水清寒一口一口地吃着青菜,仿佛什么也未曾见到。赤夜凛则呲牙咧嘴地灌了几口烧刀子,哂道:“我们先回屋歇息吧。”
于是三人作鸟兽散。
待三人离去,那书生打扮的人倏忽抬起头,流露出了然与失望的神光。
客房
“掌柜与小二不简单。”赤夜凛微眯双目,“那掌柜太阳穴鼓鼓,显然是个内家高手;而小二手负厚茧,可见常年握刀。”
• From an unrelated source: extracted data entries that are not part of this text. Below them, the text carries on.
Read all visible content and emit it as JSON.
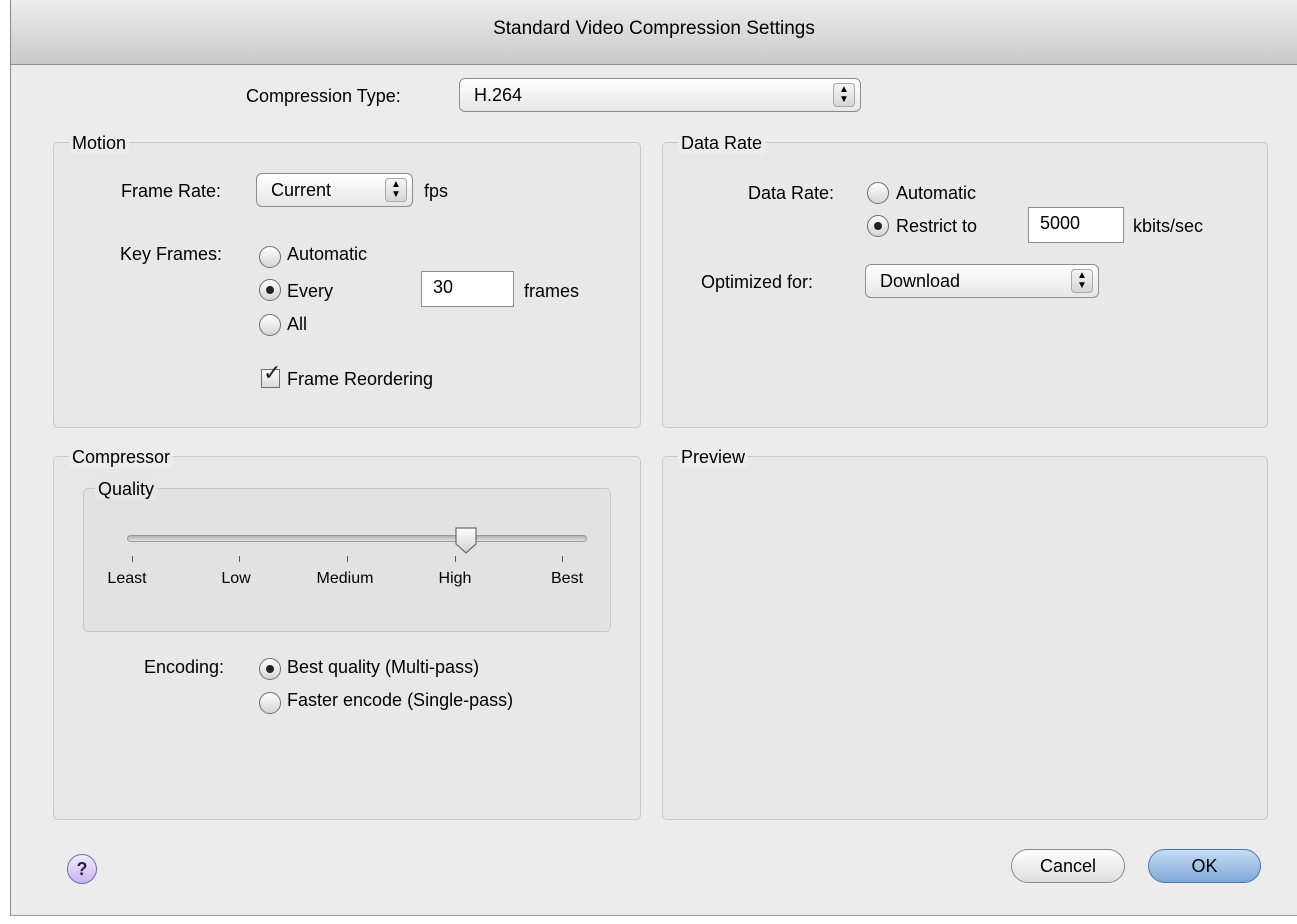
{
  "window": {
    "title": "Standard Video Compression Settings"
  },
  "compression": {
    "label": "Compression Type:",
    "value": "H.264"
  },
  "motion": {
    "title": "Motion",
    "frame_rate_label": "Frame Rate:",
    "frame_rate_value": "Current",
    "frame_rate_unit": "fps",
    "key_frames_label": "Key Frames:",
    "key_frames_options": [
      "Automatic",
      "Every",
      "All"
    ],
    "key_frames_selected": "Every",
    "key_frames_value": "30",
    "key_frames_unit": "frames",
    "frame_reordering_label": "Frame Reordering",
    "frame_reordering_checked": true
  },
  "data_rate": {
    "title": "Data Rate",
    "label": "Data Rate:",
    "options": [
      "Automatic",
      "Restrict to"
    ],
    "selected": "Restrict to",
    "value": "5000",
    "unit": "kbits/sec",
    "optimized_label": "Optimized for:",
    "optimized_value": "Download"
  },
  "compressor": {
    "title": "Compressor",
    "quality_title": "Quality",
    "quality_ticks": [
      "Least",
      "Low",
      "Medium",
      "High",
      "Best"
    ],
    "quality_selected": "High",
    "encoding_label": "Encoding:",
    "encoding_options": [
      "Best quality (Multi-pass)",
      "Faster encode (Single-pass)"
    ],
    "encoding_selected": "Best quality (Multi-pass)"
  },
  "preview": {
    "title": "Preview"
  },
  "buttons": {
    "help": "?",
    "cancel": "Cancel",
    "ok": "OK"
  },
  "icons": {
    "popup_arrows": "up-down-arrows-icon",
    "help": "help-icon",
    "check": "checkmark-icon"
  }
}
“那带着血衣的书生也很诡异。他如此作为,莫不是想提醒我等此间危险?那他又为何要这么做?”梓遥纳罕,便转头问道,“清寒,你觉得呢?”
水清寒此时正盘膝坐在榻上,头微垂,不发一语。
“清寒?”赤夜凛蹙眉问道,蓦然抢身上前,伸手将水清寒的头抬起。只见水清寒面色青白,已然昏厥!
“该死!”赤夜凛低声诅咒,却一筹莫展——此种毒药,乃是湮影阁秘制,旁人根本无解!
‘嘭咚’,身后传来一声巨响,赤夜凛回首,但见梓遥倒在地上!
是夜,星芒破碎,一灯如豆。
梓遥卧在榻上,肌肉绷成一片。不错,前日夜里梓遥的昏迷是中了一种常见的迷药,却不知是何时中的,而对方又意欲何为。此刻,他骤然醒觉,便闻远处传来的箫音。
悠扬的乐声融于夜幕,随风而转。箫声走高,如南风过野,甜美温存;箫声飞低,如金风瑟瑟,萧索悲绝。
浅浅如思念,幽幽若离伤。
梓遥踌躇片刻,终于悄悄起身,探目向箫声来处望去。武人的目力到底非寻常可比,纵然相距甚远,梓遥依稀仍可瞧见那青色的身影。那人侧坐在瓦砾屋檐上,面孔在惨淡的月光下一片模糊,孑孑的身影显得万分孤寂。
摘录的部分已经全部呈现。